Catastrophic Regrades

The autograder is very picky: it expects your assignments to have exactly the correct file names, all functions must be named correctly, etc. If these are wrong, your code may not run and the autograder may assign zero points. This is a grading catastrophe 😧.

Grading catastrophes are preventable! After submitting your assignment, always wait around to see the output of the Gradescope grader and ensure that it runs properly. Also, be sure to submit your assignment (or at least part of it) to Gradescope with enough time before the deadline to get help if there is a strange autograder problem.
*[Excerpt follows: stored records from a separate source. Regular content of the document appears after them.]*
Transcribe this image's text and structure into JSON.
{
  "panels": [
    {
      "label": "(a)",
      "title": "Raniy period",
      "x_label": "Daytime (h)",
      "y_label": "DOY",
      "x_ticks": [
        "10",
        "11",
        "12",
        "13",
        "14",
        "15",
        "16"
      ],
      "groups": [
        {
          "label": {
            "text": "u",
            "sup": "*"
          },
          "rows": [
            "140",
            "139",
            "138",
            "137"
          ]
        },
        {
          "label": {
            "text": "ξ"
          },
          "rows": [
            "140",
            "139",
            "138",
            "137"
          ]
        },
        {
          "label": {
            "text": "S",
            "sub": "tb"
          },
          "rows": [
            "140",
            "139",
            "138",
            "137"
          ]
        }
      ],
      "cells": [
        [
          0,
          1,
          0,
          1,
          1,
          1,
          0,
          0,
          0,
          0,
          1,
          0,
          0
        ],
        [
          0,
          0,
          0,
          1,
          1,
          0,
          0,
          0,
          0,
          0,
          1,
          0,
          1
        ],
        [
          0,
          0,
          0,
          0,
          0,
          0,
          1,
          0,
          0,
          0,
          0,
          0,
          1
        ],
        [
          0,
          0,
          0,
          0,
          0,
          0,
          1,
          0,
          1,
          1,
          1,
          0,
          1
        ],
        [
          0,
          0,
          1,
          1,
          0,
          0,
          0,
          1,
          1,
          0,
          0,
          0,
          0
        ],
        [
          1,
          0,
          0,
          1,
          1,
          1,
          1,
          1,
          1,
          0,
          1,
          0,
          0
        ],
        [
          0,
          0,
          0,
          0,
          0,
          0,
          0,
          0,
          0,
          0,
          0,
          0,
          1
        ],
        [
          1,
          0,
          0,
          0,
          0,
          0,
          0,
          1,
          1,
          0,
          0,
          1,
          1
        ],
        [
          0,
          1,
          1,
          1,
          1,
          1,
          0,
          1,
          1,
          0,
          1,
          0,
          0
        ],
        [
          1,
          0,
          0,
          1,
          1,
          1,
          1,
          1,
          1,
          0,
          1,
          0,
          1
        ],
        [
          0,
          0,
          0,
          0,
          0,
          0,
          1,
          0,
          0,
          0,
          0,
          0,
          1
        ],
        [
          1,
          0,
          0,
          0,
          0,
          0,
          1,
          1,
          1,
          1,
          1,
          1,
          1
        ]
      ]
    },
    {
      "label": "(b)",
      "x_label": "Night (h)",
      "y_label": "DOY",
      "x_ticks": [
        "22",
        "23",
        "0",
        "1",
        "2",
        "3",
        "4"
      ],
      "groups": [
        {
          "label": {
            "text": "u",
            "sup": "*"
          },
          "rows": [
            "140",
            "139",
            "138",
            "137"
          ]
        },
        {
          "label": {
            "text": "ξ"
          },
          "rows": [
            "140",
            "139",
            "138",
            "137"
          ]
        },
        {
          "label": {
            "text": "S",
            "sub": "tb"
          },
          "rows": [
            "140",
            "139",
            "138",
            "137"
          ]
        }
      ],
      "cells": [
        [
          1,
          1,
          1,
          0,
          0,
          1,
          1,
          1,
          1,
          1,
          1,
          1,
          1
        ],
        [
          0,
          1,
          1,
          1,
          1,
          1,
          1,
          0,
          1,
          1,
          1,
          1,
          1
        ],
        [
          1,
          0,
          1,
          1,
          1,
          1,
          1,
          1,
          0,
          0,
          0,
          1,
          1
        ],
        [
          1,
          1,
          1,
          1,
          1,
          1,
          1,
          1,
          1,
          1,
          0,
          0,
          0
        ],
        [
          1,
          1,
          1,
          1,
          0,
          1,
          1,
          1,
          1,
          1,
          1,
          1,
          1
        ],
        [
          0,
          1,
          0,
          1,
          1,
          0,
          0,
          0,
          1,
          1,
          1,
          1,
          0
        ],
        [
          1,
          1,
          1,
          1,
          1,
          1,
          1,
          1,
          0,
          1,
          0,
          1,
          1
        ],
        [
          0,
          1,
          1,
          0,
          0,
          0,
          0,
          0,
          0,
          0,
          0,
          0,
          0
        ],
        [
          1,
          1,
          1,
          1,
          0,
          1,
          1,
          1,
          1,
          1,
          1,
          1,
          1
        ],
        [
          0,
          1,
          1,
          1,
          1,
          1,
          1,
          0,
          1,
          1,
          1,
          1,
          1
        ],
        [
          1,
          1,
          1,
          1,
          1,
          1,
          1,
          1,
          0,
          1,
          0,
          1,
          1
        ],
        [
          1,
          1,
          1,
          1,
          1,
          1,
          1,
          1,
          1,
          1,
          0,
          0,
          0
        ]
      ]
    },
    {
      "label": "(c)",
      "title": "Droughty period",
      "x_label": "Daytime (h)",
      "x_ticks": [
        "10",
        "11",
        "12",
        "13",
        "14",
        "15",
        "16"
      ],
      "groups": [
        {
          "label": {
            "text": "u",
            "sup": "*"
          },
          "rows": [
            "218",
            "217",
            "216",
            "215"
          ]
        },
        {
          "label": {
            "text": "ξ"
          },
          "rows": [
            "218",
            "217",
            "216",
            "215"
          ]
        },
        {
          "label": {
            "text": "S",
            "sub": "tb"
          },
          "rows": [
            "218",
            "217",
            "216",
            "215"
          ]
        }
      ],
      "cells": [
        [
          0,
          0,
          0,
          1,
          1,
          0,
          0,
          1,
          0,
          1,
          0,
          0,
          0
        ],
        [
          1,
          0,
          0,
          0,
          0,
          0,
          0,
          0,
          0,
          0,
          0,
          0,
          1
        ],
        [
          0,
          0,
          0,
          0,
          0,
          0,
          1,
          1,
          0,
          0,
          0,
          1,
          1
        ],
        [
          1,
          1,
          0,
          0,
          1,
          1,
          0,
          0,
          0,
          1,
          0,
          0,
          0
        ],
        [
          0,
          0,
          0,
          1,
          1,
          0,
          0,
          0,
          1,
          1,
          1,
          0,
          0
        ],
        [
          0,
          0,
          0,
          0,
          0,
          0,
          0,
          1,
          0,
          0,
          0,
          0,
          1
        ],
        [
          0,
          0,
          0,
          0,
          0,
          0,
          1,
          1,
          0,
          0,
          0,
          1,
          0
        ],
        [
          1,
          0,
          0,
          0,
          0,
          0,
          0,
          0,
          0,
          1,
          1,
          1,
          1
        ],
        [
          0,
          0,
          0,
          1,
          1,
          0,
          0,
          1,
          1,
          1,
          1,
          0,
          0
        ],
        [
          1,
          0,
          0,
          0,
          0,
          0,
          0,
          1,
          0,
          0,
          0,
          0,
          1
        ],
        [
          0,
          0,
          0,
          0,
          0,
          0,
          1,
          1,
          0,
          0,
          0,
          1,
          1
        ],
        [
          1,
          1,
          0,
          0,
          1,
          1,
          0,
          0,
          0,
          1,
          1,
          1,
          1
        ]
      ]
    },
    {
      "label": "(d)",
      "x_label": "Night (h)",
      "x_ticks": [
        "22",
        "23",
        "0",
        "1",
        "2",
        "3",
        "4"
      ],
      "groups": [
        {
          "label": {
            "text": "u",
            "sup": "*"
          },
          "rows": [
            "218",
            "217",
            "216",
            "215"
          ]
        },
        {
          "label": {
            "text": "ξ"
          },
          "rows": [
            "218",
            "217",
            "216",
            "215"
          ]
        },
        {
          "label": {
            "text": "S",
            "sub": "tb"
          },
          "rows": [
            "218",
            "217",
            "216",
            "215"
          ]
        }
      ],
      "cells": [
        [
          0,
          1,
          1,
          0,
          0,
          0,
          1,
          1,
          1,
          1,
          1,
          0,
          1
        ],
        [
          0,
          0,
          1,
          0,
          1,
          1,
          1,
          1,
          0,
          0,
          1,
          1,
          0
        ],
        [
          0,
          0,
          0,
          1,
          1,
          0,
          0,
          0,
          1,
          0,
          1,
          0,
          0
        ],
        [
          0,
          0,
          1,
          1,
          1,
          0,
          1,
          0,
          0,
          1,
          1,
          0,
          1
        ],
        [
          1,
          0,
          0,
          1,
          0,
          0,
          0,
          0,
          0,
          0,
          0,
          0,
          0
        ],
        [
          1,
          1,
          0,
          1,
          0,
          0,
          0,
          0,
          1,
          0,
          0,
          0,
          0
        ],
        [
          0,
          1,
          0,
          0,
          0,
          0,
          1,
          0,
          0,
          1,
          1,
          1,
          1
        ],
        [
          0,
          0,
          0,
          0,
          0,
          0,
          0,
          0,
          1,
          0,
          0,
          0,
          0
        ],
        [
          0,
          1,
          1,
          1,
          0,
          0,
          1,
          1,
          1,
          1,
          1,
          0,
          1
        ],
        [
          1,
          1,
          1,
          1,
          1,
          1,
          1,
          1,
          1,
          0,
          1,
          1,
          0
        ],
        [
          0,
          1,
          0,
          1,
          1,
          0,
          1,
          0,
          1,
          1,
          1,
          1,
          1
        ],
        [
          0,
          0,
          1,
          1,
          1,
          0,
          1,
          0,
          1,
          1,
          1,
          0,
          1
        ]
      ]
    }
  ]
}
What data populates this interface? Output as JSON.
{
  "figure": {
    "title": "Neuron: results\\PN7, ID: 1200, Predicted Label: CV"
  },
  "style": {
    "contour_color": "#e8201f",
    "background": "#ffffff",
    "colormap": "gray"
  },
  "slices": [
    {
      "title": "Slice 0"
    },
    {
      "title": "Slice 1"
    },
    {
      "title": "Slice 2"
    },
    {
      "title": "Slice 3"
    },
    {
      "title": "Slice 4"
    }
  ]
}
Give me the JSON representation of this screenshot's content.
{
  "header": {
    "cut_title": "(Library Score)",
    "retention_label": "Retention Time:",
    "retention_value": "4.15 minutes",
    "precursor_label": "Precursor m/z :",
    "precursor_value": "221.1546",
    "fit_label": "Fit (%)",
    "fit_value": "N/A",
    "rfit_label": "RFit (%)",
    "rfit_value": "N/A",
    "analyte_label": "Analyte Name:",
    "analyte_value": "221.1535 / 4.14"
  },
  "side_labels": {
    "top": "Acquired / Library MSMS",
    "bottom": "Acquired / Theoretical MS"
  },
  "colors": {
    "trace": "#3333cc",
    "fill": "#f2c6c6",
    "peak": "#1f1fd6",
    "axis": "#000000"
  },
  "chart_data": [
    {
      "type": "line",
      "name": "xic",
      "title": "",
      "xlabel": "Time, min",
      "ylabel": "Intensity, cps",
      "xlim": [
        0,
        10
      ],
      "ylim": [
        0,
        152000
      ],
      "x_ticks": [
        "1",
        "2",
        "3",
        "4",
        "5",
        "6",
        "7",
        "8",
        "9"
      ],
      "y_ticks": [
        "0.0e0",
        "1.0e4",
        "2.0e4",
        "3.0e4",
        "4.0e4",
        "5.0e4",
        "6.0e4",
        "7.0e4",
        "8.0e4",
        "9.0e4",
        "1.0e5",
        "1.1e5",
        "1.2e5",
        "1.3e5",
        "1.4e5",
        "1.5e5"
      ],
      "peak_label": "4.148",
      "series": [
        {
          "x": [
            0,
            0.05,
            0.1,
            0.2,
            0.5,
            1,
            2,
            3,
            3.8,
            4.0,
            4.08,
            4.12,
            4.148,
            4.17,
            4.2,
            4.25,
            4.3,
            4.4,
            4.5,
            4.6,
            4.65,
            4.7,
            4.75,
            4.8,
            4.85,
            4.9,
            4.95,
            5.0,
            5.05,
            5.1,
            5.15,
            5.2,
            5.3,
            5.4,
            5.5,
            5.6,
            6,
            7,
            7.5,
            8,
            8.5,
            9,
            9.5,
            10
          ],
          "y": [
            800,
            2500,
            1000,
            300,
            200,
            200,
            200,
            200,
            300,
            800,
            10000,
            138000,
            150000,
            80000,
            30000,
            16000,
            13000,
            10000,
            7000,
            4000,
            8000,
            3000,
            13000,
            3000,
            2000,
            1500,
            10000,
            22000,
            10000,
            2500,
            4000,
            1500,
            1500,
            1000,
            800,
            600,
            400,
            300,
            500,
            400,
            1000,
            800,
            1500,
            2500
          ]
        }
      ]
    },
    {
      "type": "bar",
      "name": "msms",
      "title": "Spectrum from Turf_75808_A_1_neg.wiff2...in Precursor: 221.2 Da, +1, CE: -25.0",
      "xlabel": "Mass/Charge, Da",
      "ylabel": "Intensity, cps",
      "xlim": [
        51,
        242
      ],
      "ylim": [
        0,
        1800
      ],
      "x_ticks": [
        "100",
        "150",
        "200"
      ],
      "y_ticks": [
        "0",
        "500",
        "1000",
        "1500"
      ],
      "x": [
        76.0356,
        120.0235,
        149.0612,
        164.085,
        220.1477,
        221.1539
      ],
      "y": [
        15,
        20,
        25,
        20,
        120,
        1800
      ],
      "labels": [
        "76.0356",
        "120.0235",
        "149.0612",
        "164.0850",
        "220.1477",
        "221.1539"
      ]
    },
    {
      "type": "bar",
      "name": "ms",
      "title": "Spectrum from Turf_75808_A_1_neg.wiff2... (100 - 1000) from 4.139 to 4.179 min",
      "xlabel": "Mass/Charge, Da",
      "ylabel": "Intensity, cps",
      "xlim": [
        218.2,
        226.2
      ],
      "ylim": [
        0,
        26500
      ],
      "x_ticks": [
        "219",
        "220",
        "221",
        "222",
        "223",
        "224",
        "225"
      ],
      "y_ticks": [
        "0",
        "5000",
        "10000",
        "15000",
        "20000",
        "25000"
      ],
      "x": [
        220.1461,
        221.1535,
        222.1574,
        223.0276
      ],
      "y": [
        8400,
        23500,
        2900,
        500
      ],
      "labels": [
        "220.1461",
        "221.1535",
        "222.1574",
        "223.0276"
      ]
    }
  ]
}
In the case that you submit code that doesn't run and discover this at a later date, you have some options:

  1. If it is still before the late deadline, you may use a slip day to fix your code and re-submit. Note that you're free to do this even if your code runs -- this is just making use of the normal slip day mechanism to submit an assignment late.
  2. If it is past the late deadline and your code requires only minor fixes (e.g., the file name is wrong) we will fix your code at the cost of two slip days. You must have two full slip days to use this option!

To submit a catastrophic regrade request, please make a private Ed post.

Exams

There will be a midterm exam and a final exam:

  • Midterm: Thursday, November 03 (covers Lectures 01 — 09)
  • Final: Tuesday, December 06 (cumulative)

The exams will be held in-person during the regularly-scheduled lecture times.

The final exam is cumulative. If your score on the final exam is higher than your midterm score, your final exam score will replace your midterm score. Note, however, that the final exam covers things that the midterm does not, so it is mandatory (you cannot skip the final exam even if you did well on the midterm).

Grading Scheme

We'll be using the following grading scheme:

  • 25%: Labs (lowest dropped)
  • 30%: Projects
  • 5%: Project Checkpoints
  • 15%: Midterm (see note below)
  • 25%: Final
  • 3% extra credit: Discussions

Note: if you score higher on the cumulative final exam than you did on the midterm, your final score will replace your midterm score.

Support and Resources

As an instructor, my job is to foster an environment where everyone, regardless of identity, feels welcome and is able to focus on learning. If there is something we can do in this mission, or if there is something preventing you from succeeding in the class, please let us know. If you feel uncomfortable speaking with us or are searching for help on a specific concern, there are several campus resources available to you, including:

More generally, if you have any concerns about your ability to focus or succeed in this course, or just need someone to talk to, please contact us ASAP and we'll figure something out.

Illness

Because of the pandemic, we must prepare for the unfortunate possibility that you will get sick and be unable to participate in this class for long periods of time. The university has a mechanism for helping in this situation: the Incomplete. If you are unable to complete the course because of reasons outside of your control, you may be given an Incomplete instead of a letter grade. This simply means that you will complete the rest of the work at a later time. Once you have done so, your overall grade is calculated and your Incomplete grade is replaced.

An Incomplete does not allow you to re-do work that has already been completed, only to do work that hasn't been completed.

Frequently Asked Questions

Is this class curved?

The course is not usually curved at the end of the quarter. Instead, I try to design the assignments so that your final grade is predictable. In this quarter, the extra credit from doing discussion assignments serves the same purpose as a curve. When I assign letter grades, the standard grading scale (where an A is 93+, A- is 90+, B+ is 87+, etc.) will be used as a starting point, but once all scores are in, I will run a clustering algorithm to automatically find the best cutoffs for each letter grade. These cutoffs can only be lowered. For instance, the threshold for an "A" will never be higher than 93%. A+ grades are awarded to the top 5\% of students by grade.